Die Mädchen freuen sich und tanzen, Jung und Alt sind
fröhlich. Ich werde sie trösten; ich verwandle ihre Trauer in
Jubel, ihren Kummer in Freude. – Jeremia 31,13 GN
Wir kennen Klaus seit etlichen Jahrzehnten. In einer Ehekrise fanden er und seine Frau zu Team.F.1 Ihre Ehe wurde heil und auch persönlich erlebten sie viel innere Heilung. Aus Dankbarkeit Gott gegenüber wurden sie treue Mitarbeiter. Es macht ihnen große Freude, andere Menschen in Nöten zu begleiten und ihre innere Heilung mitzuerleben. Doch eines Tages hatte Klaus überraschend ein Erlebnis, das uns vor Augen führte, dass all diese guten Erfahrungen die tiefe Scham und das Minderwertigkeitsgefühl in ihm nicht erreicht hatten. Da war immer etwas offengeblieben. Klaus hatte keinen Trost erlebt und keine Wiederherstellung seiner Würde, weil uns das Thema „Scham“ lange unbekannt war. Für die Bewältigung dieser Beschämungserfahrung hatte es nicht gereicht, seinem Vater zu vergeben.

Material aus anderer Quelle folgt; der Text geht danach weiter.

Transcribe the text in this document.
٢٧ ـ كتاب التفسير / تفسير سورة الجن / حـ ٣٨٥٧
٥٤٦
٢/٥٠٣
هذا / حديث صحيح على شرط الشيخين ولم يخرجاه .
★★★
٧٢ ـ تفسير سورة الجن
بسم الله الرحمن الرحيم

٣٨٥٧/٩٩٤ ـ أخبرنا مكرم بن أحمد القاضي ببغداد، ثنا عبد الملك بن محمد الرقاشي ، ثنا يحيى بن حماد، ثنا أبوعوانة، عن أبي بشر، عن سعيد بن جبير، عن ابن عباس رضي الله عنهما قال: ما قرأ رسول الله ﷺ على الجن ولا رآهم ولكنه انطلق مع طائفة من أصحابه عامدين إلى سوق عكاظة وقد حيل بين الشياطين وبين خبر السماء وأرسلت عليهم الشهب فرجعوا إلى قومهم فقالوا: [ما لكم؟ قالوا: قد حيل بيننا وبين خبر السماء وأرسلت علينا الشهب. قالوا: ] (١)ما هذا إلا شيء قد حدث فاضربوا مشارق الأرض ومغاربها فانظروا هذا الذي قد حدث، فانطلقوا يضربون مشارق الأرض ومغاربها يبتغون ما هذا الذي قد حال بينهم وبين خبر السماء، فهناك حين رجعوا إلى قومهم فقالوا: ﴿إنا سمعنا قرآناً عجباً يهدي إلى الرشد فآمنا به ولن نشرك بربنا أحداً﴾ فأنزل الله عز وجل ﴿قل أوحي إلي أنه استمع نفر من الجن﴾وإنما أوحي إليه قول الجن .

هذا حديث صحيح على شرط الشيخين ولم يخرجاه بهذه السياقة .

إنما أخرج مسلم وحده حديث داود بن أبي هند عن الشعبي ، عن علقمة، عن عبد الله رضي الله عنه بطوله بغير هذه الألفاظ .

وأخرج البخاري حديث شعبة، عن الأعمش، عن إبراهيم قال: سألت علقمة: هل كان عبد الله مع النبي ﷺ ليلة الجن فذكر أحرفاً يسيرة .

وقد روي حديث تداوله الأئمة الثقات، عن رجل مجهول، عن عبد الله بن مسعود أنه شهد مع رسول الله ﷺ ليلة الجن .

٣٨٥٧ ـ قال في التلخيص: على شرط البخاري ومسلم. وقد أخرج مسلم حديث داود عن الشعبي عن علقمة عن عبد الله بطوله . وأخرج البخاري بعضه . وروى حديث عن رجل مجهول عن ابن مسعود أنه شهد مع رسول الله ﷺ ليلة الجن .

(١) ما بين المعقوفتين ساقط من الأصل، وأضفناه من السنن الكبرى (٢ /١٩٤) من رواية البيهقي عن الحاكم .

Als Klaus überraschend Heilung von seiner Kindheitsscham erlebte, war er bereits 70 Jahre alt. Seit seiner Pubertät hatte er sich mit einem schamvollen Erlebnis herumgeschleppt, ohne dafür Heilung zu finden. Sein Erlebnis machte uns hellhörig. Wir beschäftigten uns intensiver mit dem Thema „Heilung von Scham“ und machten gute Erfahrungen in unserer Beratung. Gerne lassen wir Sie an Klaus' Erfahrung teilhaben, denn in seiner Geschichte finden sich alle typischen Merkmale einer kindlichen Beschämungserfahrung, aber sie zeigt auch, wie eine Begegnung mit Jesus Trost schenkt und die verlorene Selbstachtung wiederherstellt.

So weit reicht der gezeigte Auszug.